All she knew at that point was that Magic Johnson had met with James at his house right as free agency began the night before. She didn’t know how it had gone or what had been said. No, she’d spent the night of June 30 watching the first few hours of free agency unfold on ESPN’s The Jump special just like a regular fan. And it didn’t go well for the Lakers at all, as Paul George announced he was staying in Oklahoma City without even meeting with other teams, let alone his hometown Lakers. Just like that, one of the Lakers’ top free-agent targets was off the board, and this was starting like the past five unfulfilling summers.

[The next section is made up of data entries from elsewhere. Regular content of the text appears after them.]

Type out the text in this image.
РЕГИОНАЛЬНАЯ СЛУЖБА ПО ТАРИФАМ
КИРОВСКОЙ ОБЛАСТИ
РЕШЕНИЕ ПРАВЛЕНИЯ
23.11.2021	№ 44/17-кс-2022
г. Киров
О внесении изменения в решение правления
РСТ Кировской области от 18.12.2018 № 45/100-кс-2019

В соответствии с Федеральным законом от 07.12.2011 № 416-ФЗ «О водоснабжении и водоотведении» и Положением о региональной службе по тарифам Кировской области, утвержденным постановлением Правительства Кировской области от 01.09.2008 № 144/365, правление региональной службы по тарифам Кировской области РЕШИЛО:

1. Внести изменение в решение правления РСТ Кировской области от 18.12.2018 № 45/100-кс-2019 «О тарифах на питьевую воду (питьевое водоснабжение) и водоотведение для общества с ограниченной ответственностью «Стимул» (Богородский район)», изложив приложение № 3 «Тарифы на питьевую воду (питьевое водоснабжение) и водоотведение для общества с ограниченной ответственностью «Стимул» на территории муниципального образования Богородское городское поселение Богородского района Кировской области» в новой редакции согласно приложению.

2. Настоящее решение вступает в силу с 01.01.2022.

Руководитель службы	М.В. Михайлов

Buss had fired her brother, Jim Buss, as president of basketball operations, and longtime general manager Mitch Kupchak in February 2017, replacing them with Johnson and Rob Pelinka to help change what had become a losing culture. Her dad had taught her many lessons in the years he’d groomed her to run the Lakers, but perhaps most important was that Lakers fans expect their team to have superstars and contend for championships year after year. Anything less, and they go elsewhere for their entertainment. This is Hollywood. There are plenty of other shows in town.

Jeanie Buss felt that angst personally the past five years. The Lakers had never missed the playoffs more than two years in a row in the 34 years her father owned the team. Since his death, they’d been shut out of the postseason five seasons in a row and seen the last link to their glory years, Kobe Bryant, retire.

Lakers fans might have been spoiled by all the prosperity, but that’s hardly the kind of trait the Buss family wanted to soften. No, it needed to produce another hit as soon as possible.

“Yeah, there was no push-back from me because I knew there was no way to argue that we weren’t at the bottom of the standings,” Jeanie Buss said. “We were. The numbers showed that as fact.”